In this difficult environment, companies are looking for more flexibility when it comes to capital expenditure and procurement. They want options. Where previously they might have bought equipment cash, they now also want the choice of financing it, outsourcing or renting instead, particularly when it comes to original equipment manufacturers (OEMs). In the IT market, this has been particularly influenced by the move towards “bring your own device”.

Where previously companies were willing to spend their cash freely, capital is now earmarked for big projects and core business, and we’re seeing companies returning to the outsource model for non-core expenses. Outsource players and rental companies have to offer clients more value-added solutions to remain competitive, including things like financing software in the IT market (which has definitely stabilised in South Africa) and more flexible packages that allow for changing market conditions or that can be tailored for specific projects.

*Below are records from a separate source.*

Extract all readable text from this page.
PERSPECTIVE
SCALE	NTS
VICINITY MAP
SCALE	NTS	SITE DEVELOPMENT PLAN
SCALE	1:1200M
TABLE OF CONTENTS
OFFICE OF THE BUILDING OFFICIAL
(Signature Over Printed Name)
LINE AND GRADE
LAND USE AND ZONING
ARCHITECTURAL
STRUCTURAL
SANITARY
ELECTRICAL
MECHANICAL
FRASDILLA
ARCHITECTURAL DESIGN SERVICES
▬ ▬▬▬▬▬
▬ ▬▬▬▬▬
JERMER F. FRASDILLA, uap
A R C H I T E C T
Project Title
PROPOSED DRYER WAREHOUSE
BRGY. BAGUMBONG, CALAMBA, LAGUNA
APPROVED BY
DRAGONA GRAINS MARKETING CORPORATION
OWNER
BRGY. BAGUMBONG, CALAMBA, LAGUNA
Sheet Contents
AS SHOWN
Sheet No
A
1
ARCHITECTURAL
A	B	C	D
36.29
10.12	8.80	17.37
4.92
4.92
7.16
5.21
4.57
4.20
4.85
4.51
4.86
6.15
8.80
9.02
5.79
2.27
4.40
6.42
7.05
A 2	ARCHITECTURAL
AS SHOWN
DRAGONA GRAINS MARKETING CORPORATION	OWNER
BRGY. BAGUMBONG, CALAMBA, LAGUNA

My advice for capital procurement in 2014 is as follows:

  1.  Think carefully before making decisions. Examine CAPEX versus OPEX and think about the timing of your capital rollout. Don’t get in too deep. Keep obsolescence in mind when looking at capital expenses – you don’t want to get locked in with outdated technology if there’s something newer and more efficient available in the market; you want a degree of flexibility. Don’t risk over-exposing yourself; protect your cash. Remember what happened in 2008: in 2007, nobody wanted to borrow, but in 2008 when the markets crashed, there was no credit available. Allow yourself a buffer. Use credit while it’s available, get fixed rates now, and protect your cash for core activities.
  2. Examine all the options. There are more options available than ever before, so make sure you settle on the right one. Consider the full range, from structured finance to asset based finance, rental structures, specialised rental structures, OEM rental structures and outsource models. Talk to service providers and find out what flexibility they can offer. Align with suppliers who provide you with good before and after sales service and build relationships with them. Make the best decision for each of your short- medium- and long-terms goals. It makes sense to buy an asset you’ll use for 10 to 15 years, but not necessarily one you only need for 18 months or one that only has a lifespan of three years.
  3. Consider pay-for-use instead of purchase. By all means, purchase what you need for core operations, but then think about your project-specific needs, or what will happen if the markets turn – you want the flexibility to downscale or return equipment that you no longer need.
  4. Think ahead. Think about the financial implications of your capital decisions. What effect will this expenditure have on your weighted average cost of capital (WACC)? And what effect will it have on your return on assets? How will you fund any possible expansion into African regions? What funding options are available? Think ahead. Although it’s not a particularly popular idea in the South African labour market, further automisation is becoming a reality. As business develops, you can’t afford to be left behind. Embracing new technology is critical to remaining competitive, even if it means thinking differently about how to fund it. For example, choosing to finance solar energy equipment instead of outlaying capital.
  5.  Consider the total cost of ownership before you take procurement decisions. Disposal of equipment is costly, yet many don’t think about the expense until disposal is due. Think about the cost of owning, managing and disposing of assets, especially if you haven’t used the asset for its full life. Is your disposal optimised and are you getting the best value?